Archie is the niece – from her mom’s side – of a murdered Indigenous woman.
“She was brutally raped and murdered and the individuals that were responsible for her death, two of them were provided small fines and one was able to walk away free, none of them had jail time. This is our reality. We were born and raised with the mindset that we have to be aware of the dangers, not out in the wilderness, in community,” said Archie, who spoke at Kelowna’s Red Dress Day march Friday (May 5).
While wearing red and holding signs, the group of hundreds marched from the friendship society on Leon Avenue before eventually ending up at the Kelowna Court House to bring awareness to Missing and Murdered Indigenous Women and Girls (MMIWG) and the ongoing violent epidemic throughout North America against Indigenous women and girls.
While Red Dress Day has been commemorated for more than a decade, Friday marked the first time the Ki-Low-Na Friendship Society held an event.
Indigenous people have been targets for years and Archie still sees that today.
“I have the ability to be able to work for an employer that understands where I’m coming from because in this day and age, my youngest daughter was followed from my work to her school,” said Archie, who has two daughters, 19 and 16. “I know to make certain I get to work extra early in the morning and my day ends when her day ends so that way I know I’m the one driving her home and I’m the one picking her up, because we are visitors on the Sylix traditional unceded territory so we don’t have a lot of family here.”
Ki-Low-Na Friendship Society executive director Edna Terbasket said it warmed her heart to see the support Friday.
“The message is getting out there to many, many people,” said Terbasket. “We’ve lived with it for a long time as Indigenous people and when I see a lot of the folks here that are from the mainstream, I go ‘Wow, we’re getting our message out there.’”
Terbasket explained red is symbolic because it’s spiritual to Indigenous people.
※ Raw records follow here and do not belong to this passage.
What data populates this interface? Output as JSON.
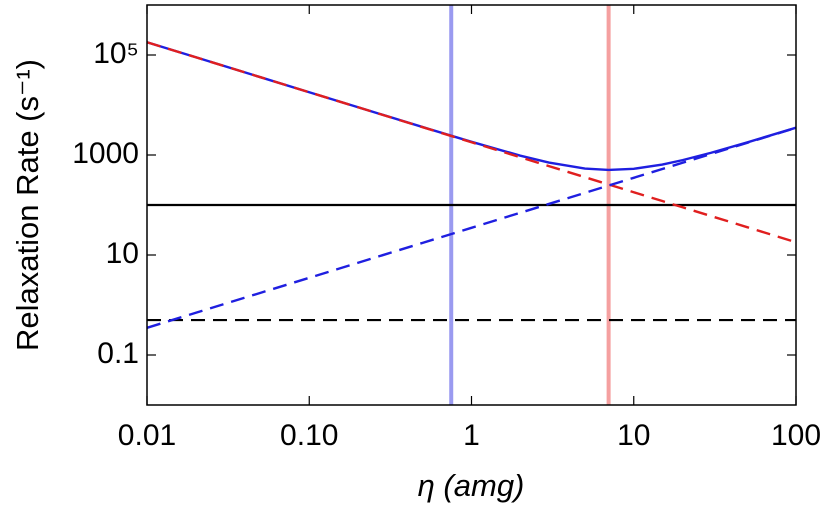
{
  "chart_data": {
    "type": "line",
    "xlabel": "η (amg)",
    "ylabel": "Relaxation Rate (s⁻¹)",
    "xscale": "log",
    "yscale": "log",
    "xlim": [
      0.01,
      100
    ],
    "ylim": [
      0.01,
      1000000
    ],
    "xticks": [
      0.01,
      {
        "value": 0.1,
        "label": "0.10"
      },
      1,
      10,
      100
    ],
    "yticks": [
      0.1,
      10,
      1000,
      {
        "value": 100000,
        "label": "10⁵"
      }
    ],
    "x": [
      0.01,
      0.02,
      0.05,
      0.1,
      0.2,
      0.5,
      1,
      2,
      3,
      5,
      7,
      10,
      15,
      20,
      30,
      50,
      100
    ],
    "series": [
      {
        "color": "#1f1fe0",
        "style": "solid",
        "values": [
          180000,
          90001,
          36002,
          18004,
          9007,
          3618,
          1835,
          970,
          705,
          535,
          502,
          530,
          645,
          790,
          1110,
          1786,
          3518
        ]
      },
      {
        "color": "#e01f1f",
        "style": "dashed",
        "values": [
          180000,
          90000,
          36000,
          18000,
          9000,
          3600,
          1800,
          900,
          600,
          360,
          257,
          180,
          120,
          90,
          60,
          36,
          18
        ]
      },
      {
        "color": "#1f1fe0",
        "style": "dashed",
        "values": [
          0.35,
          0.7,
          1.75,
          3.5,
          7,
          17.5,
          35,
          70,
          105,
          175,
          245,
          350,
          525,
          700,
          1050,
          1750,
          3500
        ]
      }
    ],
    "hlines": [
      {
        "y": 100,
        "color": "#000000",
        "style": "solid"
      },
      {
        "y": 0.5,
        "color": "#000000",
        "style": "dashed"
      }
    ],
    "vlines": [
      {
        "x": 0.75,
        "color": "#9a9af0"
      },
      {
        "x": 7,
        "color": "#f5a0a0"
      }
    ]
  }
}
It also stands for the violence behind what’s been happening, at the same time representing love.
“I think families talk more with their children about safety and even lifestyle and taking good care of themselves,” said Terbasket. “It’s not only Indigenous women and girls, it’s all peoples. I couldn’t imagine if I lost a sister or a niece or a granddaughter and she wasn’t found, I couldn’t imagine that. Is she alive? Is she okay? Has she been brutally assaulted or murdered?”
Both Terbasket and Archie have seen tremendous growth and awareness, especially since the remains of 215 Indigenous residential school children were found in Kamloops almost two years ago.
“What we are doing here today, we’re becoming stronger as a people, we are being more aware of who we are as a people and how we contribute to our families, communities, and nation,” said Archie. “Having this awareness across Canada and North America is huge for us, and it all started with residential school. That ripple effect comes into today and we’re answering back with our own ripple effects and it’s becoming more powerful.”
And for more people who want to become aware, learn, and be a part of the solution, Terbasket and Archie say to ask questions and have open conversations.
“We all have to work together, collaborate together, heal together,” said Terbasket.